Marst, la jeune pousse de la techno made in France

By Juliette Hautemulle
28 Mar 2016

Marst, la jeune pousse de la techno made in France @Benjamin Godard

Marst, la jeune pousse de la techno made in France

Le producteur Marst

Marst, la jeune pousse de la techno made in France @Benjamin Godard

Marst, la jeune pousse de la techno made in France

Le producteur Marst

Il s'agit de l'un des producteurs repérés par Laurent Garnier : le jeune Marst, qui était en charge de clôturer la soirée Villa Schweppes BPM au 1988 à Rennes. Ce dernier ne jouait qu'à 4h mais n'a pas raté une miette de la soirée. L'occasion idéale pour le rencontrer avant son set.

La Villa Schweppes : Bonjour ! Tout le monde te présente un peu comme la nouvelle scène techno made in France aux côtés de Traumer, Madben et Zadig. Tu te sens appartenir à ce crew là ? C'est qui ta team ?

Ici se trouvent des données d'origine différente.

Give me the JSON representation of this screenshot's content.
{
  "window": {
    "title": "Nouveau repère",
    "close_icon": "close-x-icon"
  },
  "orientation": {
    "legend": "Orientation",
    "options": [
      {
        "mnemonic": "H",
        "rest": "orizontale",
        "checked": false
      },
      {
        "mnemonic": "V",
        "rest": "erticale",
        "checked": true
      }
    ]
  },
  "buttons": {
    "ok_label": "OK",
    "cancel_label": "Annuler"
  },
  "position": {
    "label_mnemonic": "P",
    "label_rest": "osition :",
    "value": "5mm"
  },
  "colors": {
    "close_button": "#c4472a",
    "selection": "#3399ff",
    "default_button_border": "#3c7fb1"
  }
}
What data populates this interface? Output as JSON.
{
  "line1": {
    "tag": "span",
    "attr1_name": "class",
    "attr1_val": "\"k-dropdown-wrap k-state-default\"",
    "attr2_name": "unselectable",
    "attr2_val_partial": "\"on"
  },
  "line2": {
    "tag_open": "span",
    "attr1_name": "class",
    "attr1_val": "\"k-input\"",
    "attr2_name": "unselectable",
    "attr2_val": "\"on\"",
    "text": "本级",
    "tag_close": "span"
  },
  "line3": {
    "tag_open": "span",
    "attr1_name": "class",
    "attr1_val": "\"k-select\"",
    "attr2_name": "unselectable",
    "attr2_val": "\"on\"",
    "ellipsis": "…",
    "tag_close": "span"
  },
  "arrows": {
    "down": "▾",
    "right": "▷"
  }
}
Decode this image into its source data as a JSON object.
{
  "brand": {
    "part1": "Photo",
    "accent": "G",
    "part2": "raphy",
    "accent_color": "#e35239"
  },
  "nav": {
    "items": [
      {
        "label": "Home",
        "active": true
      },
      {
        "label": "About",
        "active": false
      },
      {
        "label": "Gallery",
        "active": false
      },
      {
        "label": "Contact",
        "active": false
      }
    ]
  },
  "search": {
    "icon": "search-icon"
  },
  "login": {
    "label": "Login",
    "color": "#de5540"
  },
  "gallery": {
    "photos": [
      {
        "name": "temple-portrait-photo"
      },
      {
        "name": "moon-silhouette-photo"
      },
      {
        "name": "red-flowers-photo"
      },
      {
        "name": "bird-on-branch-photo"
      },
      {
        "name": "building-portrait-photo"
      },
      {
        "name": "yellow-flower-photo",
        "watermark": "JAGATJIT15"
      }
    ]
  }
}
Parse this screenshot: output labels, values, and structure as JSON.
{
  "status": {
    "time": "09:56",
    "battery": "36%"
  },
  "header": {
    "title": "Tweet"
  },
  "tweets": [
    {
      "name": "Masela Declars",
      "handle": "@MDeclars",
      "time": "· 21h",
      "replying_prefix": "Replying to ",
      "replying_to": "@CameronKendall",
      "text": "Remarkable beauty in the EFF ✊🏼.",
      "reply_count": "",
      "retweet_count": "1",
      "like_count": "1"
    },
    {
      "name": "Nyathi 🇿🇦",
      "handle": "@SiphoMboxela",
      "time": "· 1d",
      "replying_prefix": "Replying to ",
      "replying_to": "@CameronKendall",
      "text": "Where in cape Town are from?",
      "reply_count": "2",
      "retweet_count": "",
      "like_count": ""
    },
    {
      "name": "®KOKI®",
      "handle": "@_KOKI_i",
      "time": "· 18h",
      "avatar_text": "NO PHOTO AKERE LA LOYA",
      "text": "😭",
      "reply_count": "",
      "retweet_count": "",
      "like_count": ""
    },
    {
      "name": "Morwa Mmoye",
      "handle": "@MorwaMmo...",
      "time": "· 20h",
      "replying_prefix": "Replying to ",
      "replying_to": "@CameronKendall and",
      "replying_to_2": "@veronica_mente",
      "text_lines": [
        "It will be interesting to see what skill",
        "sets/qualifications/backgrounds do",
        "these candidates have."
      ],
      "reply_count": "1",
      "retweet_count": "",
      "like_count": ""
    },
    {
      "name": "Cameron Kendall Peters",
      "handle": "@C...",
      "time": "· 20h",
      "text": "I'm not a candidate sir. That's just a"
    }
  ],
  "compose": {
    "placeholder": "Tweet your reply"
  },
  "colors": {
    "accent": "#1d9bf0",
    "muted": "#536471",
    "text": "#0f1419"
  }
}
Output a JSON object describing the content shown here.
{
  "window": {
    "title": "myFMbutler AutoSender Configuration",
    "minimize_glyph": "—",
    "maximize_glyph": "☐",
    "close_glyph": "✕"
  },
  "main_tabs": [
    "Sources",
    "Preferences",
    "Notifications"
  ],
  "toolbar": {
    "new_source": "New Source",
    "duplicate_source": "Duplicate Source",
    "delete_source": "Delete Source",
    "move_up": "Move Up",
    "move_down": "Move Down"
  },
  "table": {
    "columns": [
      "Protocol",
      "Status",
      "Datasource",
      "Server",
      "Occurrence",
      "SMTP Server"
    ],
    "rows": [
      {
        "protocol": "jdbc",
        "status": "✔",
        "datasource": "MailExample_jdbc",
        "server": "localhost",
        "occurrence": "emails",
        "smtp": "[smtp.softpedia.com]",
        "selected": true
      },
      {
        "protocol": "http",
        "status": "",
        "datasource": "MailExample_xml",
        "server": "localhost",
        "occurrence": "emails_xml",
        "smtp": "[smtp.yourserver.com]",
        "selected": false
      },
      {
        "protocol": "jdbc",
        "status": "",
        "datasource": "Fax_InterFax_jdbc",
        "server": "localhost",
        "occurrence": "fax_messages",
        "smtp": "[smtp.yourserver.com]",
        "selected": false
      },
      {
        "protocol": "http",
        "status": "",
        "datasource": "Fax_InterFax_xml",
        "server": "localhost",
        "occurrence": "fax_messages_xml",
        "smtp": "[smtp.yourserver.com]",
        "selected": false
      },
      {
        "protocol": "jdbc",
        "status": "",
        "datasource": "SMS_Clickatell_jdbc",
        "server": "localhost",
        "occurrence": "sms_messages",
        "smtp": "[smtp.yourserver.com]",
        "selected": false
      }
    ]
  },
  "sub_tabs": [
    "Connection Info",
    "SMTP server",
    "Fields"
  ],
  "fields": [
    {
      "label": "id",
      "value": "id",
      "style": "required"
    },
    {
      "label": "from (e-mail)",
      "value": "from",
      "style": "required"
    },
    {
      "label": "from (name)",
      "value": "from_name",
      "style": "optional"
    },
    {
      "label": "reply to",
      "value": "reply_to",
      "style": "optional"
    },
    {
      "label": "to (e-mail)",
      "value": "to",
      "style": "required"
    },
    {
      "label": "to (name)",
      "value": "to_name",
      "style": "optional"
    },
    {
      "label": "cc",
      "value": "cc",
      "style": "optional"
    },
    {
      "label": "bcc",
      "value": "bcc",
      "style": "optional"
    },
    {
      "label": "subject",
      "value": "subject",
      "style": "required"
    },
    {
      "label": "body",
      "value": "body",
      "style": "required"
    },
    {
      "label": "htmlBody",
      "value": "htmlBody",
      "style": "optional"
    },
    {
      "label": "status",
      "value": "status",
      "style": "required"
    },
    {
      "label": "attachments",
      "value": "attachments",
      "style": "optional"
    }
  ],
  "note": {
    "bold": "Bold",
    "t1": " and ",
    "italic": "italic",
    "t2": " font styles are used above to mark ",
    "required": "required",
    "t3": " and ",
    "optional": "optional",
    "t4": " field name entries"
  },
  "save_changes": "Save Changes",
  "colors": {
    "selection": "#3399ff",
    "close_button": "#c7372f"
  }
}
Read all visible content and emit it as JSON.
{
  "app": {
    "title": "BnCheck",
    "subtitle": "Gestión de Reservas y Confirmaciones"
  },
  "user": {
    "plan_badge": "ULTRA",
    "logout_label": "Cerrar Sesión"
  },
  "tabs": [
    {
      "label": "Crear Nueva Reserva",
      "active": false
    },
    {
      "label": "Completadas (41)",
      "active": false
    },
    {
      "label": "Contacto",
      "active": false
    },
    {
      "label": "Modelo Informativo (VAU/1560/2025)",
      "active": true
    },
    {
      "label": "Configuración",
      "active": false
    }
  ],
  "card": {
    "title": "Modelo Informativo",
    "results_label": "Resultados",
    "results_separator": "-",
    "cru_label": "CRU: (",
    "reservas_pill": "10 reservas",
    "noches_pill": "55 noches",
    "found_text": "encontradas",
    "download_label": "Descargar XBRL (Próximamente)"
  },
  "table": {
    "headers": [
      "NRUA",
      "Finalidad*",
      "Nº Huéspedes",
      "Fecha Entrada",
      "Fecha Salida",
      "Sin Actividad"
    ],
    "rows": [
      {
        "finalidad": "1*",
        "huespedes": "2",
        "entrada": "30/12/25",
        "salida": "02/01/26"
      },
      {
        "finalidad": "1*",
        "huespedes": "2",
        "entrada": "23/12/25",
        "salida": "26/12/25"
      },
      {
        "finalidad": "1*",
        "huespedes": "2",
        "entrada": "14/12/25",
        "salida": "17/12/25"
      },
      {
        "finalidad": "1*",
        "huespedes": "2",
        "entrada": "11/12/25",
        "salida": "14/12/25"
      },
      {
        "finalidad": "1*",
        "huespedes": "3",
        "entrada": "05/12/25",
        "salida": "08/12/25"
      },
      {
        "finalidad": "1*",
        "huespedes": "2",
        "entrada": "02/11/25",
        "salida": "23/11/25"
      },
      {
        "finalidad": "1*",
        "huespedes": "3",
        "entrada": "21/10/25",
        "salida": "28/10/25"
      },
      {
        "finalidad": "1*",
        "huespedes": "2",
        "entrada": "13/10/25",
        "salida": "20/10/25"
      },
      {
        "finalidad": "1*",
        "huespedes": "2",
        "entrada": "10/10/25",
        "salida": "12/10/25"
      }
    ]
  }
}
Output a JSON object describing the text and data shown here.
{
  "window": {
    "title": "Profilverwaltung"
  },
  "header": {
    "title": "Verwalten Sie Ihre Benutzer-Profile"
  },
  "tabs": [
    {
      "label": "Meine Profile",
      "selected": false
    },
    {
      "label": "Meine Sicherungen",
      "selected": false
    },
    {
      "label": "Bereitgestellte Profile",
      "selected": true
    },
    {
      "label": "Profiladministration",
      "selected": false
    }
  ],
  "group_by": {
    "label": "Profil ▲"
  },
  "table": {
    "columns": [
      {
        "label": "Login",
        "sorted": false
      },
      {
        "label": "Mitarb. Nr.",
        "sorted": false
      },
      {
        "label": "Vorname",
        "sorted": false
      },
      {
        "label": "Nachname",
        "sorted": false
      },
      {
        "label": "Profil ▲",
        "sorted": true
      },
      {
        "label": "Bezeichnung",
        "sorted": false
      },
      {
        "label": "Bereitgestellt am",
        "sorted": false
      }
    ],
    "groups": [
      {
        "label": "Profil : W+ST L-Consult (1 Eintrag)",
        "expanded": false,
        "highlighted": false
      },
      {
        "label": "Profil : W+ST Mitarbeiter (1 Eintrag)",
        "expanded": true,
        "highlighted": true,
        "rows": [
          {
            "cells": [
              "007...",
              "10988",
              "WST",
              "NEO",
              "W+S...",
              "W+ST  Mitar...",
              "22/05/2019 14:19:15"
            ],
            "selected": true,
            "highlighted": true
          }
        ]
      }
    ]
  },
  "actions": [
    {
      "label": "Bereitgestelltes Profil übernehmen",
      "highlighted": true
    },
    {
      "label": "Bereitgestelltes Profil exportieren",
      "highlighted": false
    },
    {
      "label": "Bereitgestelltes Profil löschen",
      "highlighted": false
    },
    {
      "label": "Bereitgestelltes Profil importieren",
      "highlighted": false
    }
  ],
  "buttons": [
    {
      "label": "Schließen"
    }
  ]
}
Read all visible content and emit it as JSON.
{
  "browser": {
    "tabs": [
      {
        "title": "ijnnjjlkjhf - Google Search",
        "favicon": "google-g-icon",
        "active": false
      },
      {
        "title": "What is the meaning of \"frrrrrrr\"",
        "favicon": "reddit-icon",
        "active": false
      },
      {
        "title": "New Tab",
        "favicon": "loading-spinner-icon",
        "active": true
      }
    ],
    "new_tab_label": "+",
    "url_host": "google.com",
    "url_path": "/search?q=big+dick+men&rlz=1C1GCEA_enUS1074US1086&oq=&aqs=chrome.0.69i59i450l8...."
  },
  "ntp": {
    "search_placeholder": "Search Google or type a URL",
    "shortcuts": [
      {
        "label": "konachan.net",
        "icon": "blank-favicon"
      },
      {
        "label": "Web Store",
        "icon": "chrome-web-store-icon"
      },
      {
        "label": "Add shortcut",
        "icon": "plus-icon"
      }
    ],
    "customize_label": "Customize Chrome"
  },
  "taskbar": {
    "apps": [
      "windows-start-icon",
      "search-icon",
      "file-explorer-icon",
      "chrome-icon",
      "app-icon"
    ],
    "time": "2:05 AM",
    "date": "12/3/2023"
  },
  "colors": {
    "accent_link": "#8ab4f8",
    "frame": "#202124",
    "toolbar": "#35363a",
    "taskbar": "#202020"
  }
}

Marst : Hello Villa Schweppes ! Alors oui, en effet, on me "classe" dans cette nouvelle scène et ça fait hyper plaisir, évidemment. Mais nous sommes tous différents. D'abord, Traumer a, ces derniers temps, littéralement explosé. Il est parti bien loin dans le cosmos sous ses différents pseudos d'artiste et dans pas mal d'univers différents. Je suis hyper fan de son boulot depuis le départ et je suis très content pour lui ! Madben ? On est super proches et potes. On se marre beaucoup (plus de 54 000 messages Facebook échangés depuis notre rencontre... c'est n'importe quoi, non ?) et je lui dois beaucoup. C'est grâce à lui que ma "petite carrière" a commencé à décoller en 2011 quand il m'avait fait rencontrer l'équipe du festival Astropolis qui m'ont beaucoup apporté. Enfin, Zadig : on ne fait pas la même techno mais je le connais depuis (il réfléchit)... 15 ans peut-être ? À Rouen, ici, c'est notre papa à tous ! Total respect...
Je ne pense pas avoir de "team" forcément, j'ai un côté très solitaire... Mais je côtoie pas mal de gens du milieu et apprend beaucoup d'eux !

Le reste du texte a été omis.